Lorsqu'une victime dépose plainte ou lorsqu'un accusé est auditionné par un enquêteur ou un magistrat instructeur, accompagné de son avocat, les réponses qu'il formule librement sont reprises par un greffier, pour ce qui concerne le magistrat, ou par un policier – demain, peut-être par, un assistant d'enquête, si vous votez le projet de loi. Ces derniers font ensuite relire cette transcription qui ne reprend pas les échanges au mot près, comme vous le savez. La personne concernée a alors le droit de corriger ses propos, voire de corriger des incohérences, avant de signer ce procès-verbal. Bien sûr, ce document écrit, qui reprend la plainte d'une victime ou l'audition d'un accusé sous forme de questions-réponses les matérialise sous une forme très différente de celle d'un enregistrement vidéo, lequel peut de surcroît être projeté à l'audience.

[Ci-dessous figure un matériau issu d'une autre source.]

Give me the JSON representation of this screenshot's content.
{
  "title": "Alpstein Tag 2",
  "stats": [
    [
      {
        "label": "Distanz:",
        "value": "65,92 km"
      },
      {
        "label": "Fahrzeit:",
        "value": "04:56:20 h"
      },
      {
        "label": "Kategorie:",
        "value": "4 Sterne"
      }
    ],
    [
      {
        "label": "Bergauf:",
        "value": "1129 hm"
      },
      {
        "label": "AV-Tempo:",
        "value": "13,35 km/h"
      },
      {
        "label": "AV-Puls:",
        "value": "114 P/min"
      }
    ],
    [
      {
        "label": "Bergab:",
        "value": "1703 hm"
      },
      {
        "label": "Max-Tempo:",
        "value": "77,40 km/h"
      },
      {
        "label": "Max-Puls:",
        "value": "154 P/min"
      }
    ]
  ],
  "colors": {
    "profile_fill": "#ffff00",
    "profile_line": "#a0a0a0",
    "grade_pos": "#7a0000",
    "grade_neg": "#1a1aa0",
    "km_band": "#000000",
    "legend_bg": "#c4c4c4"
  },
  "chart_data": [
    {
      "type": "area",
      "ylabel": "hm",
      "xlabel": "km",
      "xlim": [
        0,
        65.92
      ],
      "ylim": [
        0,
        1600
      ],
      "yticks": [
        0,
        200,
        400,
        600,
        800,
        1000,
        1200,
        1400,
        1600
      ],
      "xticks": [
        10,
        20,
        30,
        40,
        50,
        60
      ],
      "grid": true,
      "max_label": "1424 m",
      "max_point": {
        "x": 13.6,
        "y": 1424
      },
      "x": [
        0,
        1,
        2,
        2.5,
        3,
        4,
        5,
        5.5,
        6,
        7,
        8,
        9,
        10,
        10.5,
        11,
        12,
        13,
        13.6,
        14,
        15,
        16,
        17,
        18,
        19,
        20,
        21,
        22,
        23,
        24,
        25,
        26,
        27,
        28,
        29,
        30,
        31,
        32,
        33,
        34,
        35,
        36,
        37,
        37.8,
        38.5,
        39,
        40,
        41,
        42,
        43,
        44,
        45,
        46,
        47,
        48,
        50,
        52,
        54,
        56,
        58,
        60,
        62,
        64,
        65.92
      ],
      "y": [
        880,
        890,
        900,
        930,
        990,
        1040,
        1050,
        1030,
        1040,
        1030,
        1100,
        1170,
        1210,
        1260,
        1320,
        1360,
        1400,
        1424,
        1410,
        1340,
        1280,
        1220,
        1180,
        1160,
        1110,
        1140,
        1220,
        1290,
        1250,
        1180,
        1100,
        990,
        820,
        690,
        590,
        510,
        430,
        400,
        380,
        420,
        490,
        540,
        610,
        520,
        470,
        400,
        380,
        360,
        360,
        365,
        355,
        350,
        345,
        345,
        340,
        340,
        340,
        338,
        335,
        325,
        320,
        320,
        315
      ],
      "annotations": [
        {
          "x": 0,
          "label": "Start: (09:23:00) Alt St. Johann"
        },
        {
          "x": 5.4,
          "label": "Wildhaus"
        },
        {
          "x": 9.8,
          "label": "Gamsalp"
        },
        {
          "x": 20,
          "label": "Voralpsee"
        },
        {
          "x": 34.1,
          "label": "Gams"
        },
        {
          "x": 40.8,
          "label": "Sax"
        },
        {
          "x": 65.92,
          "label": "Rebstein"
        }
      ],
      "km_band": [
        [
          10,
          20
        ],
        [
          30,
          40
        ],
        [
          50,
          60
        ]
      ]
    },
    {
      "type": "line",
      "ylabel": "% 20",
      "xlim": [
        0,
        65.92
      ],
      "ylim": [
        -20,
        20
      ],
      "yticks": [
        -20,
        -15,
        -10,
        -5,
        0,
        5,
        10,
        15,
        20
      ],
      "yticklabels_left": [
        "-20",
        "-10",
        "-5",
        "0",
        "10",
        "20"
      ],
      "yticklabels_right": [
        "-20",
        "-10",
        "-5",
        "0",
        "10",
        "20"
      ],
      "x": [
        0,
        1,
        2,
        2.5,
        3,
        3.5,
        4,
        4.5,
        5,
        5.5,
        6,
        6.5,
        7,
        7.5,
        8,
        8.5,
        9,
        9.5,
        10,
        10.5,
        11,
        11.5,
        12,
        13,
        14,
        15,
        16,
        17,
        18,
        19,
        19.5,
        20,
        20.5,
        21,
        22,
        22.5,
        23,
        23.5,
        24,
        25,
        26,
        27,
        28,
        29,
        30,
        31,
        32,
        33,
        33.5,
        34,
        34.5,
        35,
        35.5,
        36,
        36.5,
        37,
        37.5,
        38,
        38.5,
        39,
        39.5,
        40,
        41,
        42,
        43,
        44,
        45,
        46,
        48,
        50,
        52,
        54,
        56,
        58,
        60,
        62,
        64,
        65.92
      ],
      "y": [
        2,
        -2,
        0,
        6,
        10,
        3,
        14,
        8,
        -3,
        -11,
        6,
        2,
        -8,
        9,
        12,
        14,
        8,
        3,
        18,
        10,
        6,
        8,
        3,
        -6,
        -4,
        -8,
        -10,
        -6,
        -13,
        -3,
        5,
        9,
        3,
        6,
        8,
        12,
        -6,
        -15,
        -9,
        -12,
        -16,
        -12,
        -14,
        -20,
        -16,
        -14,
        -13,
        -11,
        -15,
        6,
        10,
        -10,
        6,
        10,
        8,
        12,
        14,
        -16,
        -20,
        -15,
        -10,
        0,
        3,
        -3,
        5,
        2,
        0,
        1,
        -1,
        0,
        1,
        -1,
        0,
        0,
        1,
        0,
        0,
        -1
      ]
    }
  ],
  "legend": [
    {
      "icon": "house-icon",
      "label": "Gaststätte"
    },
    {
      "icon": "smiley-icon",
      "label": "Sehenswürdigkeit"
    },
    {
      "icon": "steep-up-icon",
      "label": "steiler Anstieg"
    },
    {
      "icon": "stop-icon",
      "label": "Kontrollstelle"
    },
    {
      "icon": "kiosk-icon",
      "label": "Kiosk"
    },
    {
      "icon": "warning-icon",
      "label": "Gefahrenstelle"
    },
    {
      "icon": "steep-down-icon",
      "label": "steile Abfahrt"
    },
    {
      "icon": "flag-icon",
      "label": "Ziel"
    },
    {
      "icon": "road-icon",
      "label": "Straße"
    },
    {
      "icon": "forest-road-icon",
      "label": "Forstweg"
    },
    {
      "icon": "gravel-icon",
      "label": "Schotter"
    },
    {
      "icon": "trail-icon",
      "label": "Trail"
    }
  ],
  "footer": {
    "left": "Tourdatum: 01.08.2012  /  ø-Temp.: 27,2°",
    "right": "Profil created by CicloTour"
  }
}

En vous disant cela, monsieur le député, j'ouvre, après vous, la question du passage de l'écrit à l'oral, grâce à ces nouvelles technologies que nous pourrions mettre au service de la vérité. Vous conviendrez que je ne peux pas prendre la responsabilité d'un tel changement de notre code de procédure pénale au détour d'un amendement, aussi intelligent soit-il. Je vous propose néanmoins que nous en reparlions très prochainement, quand le garde des sceaux présentera la réforme de code de procédure pénale.